Parallel Request Processing

The ScraperUtils library provides a mechanism for executing network I/O requests in parallel using a thread for each operation worker, allowing the fiber to yield control and allow other fibers to process whilst the thread processes the mechanize network I/O request.

This can be disabled by setting MORPH_DISABLE_THREADS ENV var to a non-blank value.

Overview

When scraping multiple authority websites, around 99% of the time was spent waiting for network I/O. While the Scheduler efficiently interleaves fibers during delay periods, network I/O requests will still block a fiber until they complete.

The OperationWorker optimizes this process by:

Executing mechanize network operations in parallel using a thread for each operation_worker and fiber
Allowing other fibers to continue working while waiting for thread responses
Integrating seamlessly with the existing Scheduler

Usage

# In your authority scraper block
ScraperUtils::Scheduler.register_operation("authority_name") do
  # Instead of:
  # page = agent.get(url)

  # Use:
  page = ScraperUtils::Scheduler.execute_request(agent, :get, [url])

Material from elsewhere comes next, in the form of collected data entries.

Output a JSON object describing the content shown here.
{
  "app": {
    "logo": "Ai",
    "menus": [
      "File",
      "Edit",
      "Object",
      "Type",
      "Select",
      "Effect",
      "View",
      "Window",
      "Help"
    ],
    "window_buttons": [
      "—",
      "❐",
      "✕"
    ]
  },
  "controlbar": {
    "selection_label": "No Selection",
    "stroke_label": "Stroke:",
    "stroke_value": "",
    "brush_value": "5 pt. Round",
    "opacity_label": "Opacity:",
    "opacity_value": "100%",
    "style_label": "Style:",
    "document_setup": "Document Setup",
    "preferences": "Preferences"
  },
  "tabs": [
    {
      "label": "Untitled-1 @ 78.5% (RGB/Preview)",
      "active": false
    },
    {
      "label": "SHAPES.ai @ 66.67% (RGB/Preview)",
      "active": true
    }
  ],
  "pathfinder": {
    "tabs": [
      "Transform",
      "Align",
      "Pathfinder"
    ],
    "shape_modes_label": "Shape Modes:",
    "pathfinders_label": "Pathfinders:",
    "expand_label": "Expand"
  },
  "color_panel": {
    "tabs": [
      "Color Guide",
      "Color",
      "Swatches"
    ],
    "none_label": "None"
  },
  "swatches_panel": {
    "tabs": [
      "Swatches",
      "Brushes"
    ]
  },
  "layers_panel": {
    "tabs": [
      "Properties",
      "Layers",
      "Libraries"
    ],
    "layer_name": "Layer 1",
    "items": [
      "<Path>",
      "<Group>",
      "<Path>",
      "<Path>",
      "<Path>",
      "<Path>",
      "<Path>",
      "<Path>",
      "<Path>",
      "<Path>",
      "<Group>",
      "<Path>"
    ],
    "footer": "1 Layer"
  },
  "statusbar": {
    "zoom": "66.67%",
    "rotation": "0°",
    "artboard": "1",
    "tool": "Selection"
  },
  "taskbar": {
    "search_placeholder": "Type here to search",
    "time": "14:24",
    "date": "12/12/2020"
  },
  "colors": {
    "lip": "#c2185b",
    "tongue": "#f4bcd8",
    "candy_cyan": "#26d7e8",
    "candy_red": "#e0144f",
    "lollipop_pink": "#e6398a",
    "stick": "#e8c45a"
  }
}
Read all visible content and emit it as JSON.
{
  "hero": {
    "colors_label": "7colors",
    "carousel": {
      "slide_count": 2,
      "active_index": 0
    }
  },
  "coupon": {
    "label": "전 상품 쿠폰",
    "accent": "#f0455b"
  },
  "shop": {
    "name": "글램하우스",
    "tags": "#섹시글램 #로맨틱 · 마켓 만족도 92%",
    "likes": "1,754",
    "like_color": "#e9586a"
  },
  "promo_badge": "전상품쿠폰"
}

  # Process page as normal
  process_page(page)
end

For testing purposes, you can also execute non-network operations:

# Create a test object
test_object = Object.new

def test_object.sleep_test(duration)
  sleep(duration)
  "Completed after #{duration} seconds"
end

# Queue a sleep command
command = ScraperUtils::ProcessRequest.new(
  "test_id",
  test_object,
  :sleep_test,
  [0.5]
)

thread_scheduler.queue_request(command)

Configuration

The followingENV variables affect how Scheduler is configured:

MORPH_DISABLE_THREADS=1 disabled the use of threads
MORPH_MAX_WORKERS=N configures the system to a max of N workers (minimum 1). If N is 1 then this forces the system to process one authority at a time.

Key Components

ThreadRequest

A value object encapsulating a command to be executed:

External ID: Any value suitable as a hash key (String, Symbol, Integer, Object) that identifies the command
Subject: The object to call the method on
Method: The method to call on the subject
Args: Arguments to pass to the method

ThreadResponse

A value object encapsulating a response:

External ID: Matches the ID from the original command
Result: The result of the operation
Error: Any error that occurred
Time Taken: Execution time in seconds

ThreadPool

Manages a pool of threads that execute commands:

Processes commands from a queue
Returns responses with matching external IDs
Provides clear separation between I/O and scheduling

Benefits

Improved Throughput: Process multiple operations simultaneously
Reduced Total Runtime: Make better use of wait time during network operations
Optimal Resource Usage: Efficiently balance CPU and network operations
Better Geolocation Handling: Distribute requests across proxies more efficiently
Testability: Execute non-network operations for testing concurrency

Debugging

When debugging issues with parallel operations, use:

# Set debug level to see request/response logging
export DEBUG = 2

The system will log:

When commands are queued
When responses are received
How long each operation took
Any errors that occurred

Implementation Details

The integration between Scheduler and ThreadPool follows these principles:

Scheduler maintains ownership of all fiber scheduling
ThreadPool only knows about commands and responses
Communication happens via value objects with validation
State is managed in dedicated FiberState objects
Each component has a single responsibility

This design provides a clean separation of concerns while enabling parallel operations within the existing fiber scheduling framework.